The distributions found by Bodo can be printed either by setting BODO_DISTRIBUTED_DIAGNOSTICS=1 or calling distributed_diagnostics() on the compiled function. For example, consider example code below:

@bodo.jit
def example_1D():
    f = h5py.File("data.h5", "r")
    A = f['A'][:]
    return A.sum()

example_1D()
example_1D.distributed_diagnostics()

Here is the diagnostics output:

Distributed diagnostics for function example_1D, ../s.py (7)

Data distributions:
$A.39.101            1D_Block

Parfor distributions:
0                    1D_Block

Distributed listing for function example_1D, ../s.py (7)
-----------------------------------------------------| parfor_id/variable: distribution
@bodo.jit                                            |
def example_1D():                                    |
    f = h5py.File("bodo/tests/data/lr.hdf5", "r")    |
    A = f['responses'][:]                            |
    return A.sum()-----------------------------------| #0: 1D_Block

This report suggests that the function has an array that is distributed in 1D_Block fashion. The variable name is renamed from A to $A.39.101 through the optimization passes. The report also suggests that there is a parfor (data-parallel for loop) that is 1D_Block distributed.

Explicit Parallel Loops

Sometimes explicit parallel loops are required since a program cannot be written in terms of data-parallel operators easily. In this case, one can use Bodo's prange in place of range to specify that a loop can be parallelized. The user is required to make sure the loop does not have cross iteration dependencies except for supported reductions.

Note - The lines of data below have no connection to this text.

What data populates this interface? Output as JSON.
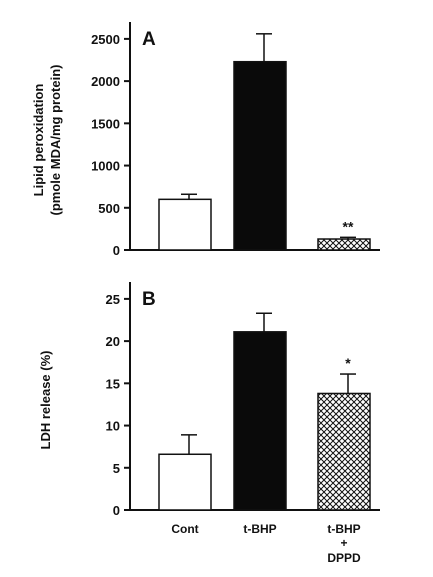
{
  "chart_data": [
    {
      "type": "bar",
      "panel": "A",
      "categories": [
        "Cont",
        "t-BHP",
        "t-BHP\n+\nDPPD"
      ],
      "values": [
        600,
        2230,
        130
      ],
      "errors": [
        60,
        330,
        20
      ],
      "annotations": [
        "",
        "",
        "**"
      ],
      "fills": [
        "white",
        "black",
        "crosshatch"
      ],
      "ylabel_line1": "Lipid peroxidation",
      "ylabel_line2": "(pmole MDA/mg protein)",
      "ylim": [
        0,
        2700
      ],
      "yticks": [
        0,
        500,
        1000,
        1500,
        2000,
        2500
      ],
      "xlabel": ""
    },
    {
      "type": "bar",
      "panel": "B",
      "categories": [
        "Cont",
        "t-BHP",
        "t-BHP\n+\nDPPD"
      ],
      "values": [
        6.6,
        21.1,
        13.8
      ],
      "errors": [
        2.3,
        2.2,
        2.3
      ],
      "annotations": [
        "",
        "",
        "*"
      ],
      "fills": [
        "white",
        "black",
        "crosshatch"
      ],
      "ylabel": "LDH release (%)",
      "ylim": [
        0,
        27
      ],
      "yticks": [
        0,
        5,
        10,
        15,
        20,
        25
      ],
      "xlabel": ""
    }
  ],
  "x_category_labels": {
    "cont": "Cont",
    "tbhp": "t-BHP",
    "tbhp_dppd_line1": "t-BHP",
    "tbhp_dppd_line2": "+",
    "tbhp_dppd_line3": "DPPD"
  },
  "colors": {
    "ink": "#111111",
    "background": "#ffffff",
    "bar_black": "#0a0a0a",
    "bar_white": "#ffffff"
  }
}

The example below demonstrates a parallel loop with a reduction:

from bodo import jit, prange
@jit
def prange_test(n):
    A = np.random.ranf(n)
    s = 0
    for i in prange(len(A)):
        s += A[i]
    return s

Currently, reductions using +=, *=, min, and max operators are supported.

File I/O

Currently, Bodo supports I/O for Parquet, CSV, Numpy binaries and HDF5 formats.

For Parquet and CSV, the syntax is the same as Pandas:

@bodo.jit
def example_pq():
    df = pd.read_parquet('example.pq')

For HDF5, the syntax is the same as the h5py package. For example:

@bodo.jit
def example_h5():
    f = h5py.File("data.hdf5", "r")
    X = f['points'][:]
    Y = f['responses'][:]

Numpy's fromfile and tofile are supported as below:

@bodo.jit
def example_np_io():
    A = np.fromfile("myfile.dat", np.float64)
    ...
    A.tofile("newfile.dat")

Bodo automatically parallelizes I/O of different nodes in a distributed setting without any code changes.

Bodo needs to know the types of input arrays. If the file name is a constant string, Bodo tries to look at the file at compile time and recognize the types. Otherwise, the user is responsile for providing the types similar to Numba's typing syntax. For example:

@bodo.jit(locals={'df':{'one': bodo.float64[:],
                  'two': bodo.string_array_type,
                  'three': bodo.bool_[:],
                  'four': bodo.float64[:],
                  'five': bodo.string_array_type,
                  }})
def example_df_schema(file_name):
    df = pd.read_parquet(file_name)


@bodo.jit(locals={'X': bodo.float64[:,:], 'Y': bodo.float64[:]})
def example_h5(file_name):
    f = h5py.File(file_name, "r")
    X = f['points'][:]
    Y = f['responses'][:]

Print

Bodo assigns REP to distributable arguments of print functions (to make sure values are identical on all processors) and prints values only once instead of one print per process. The intention is to avoid unexpected behavior, especially when running on large number of processors. Programmers can use bodo.parallel_print for printing distributed chunks of data or parallel prints of other values.

Parallel APIs

Bodo provides a limited number of parallel APIs to support advanced cases that may need them.

  • bodo.get_rank Get the rank of the process (same as MPI_Comm_rank).
  • bodo.get_size Get the number of processes (same as MPI_Comm_size).
  • bodo.barrier Blocks until all processes have reached this call (same as MPI_Barrier).
  • bodo.gatherv Gathers all data chunks into process 0 (same as MPI_Gatherv).
  • bodo.allgatherv Gathers all data chunks and delivers to all processes (same as MPI_Allgatherv).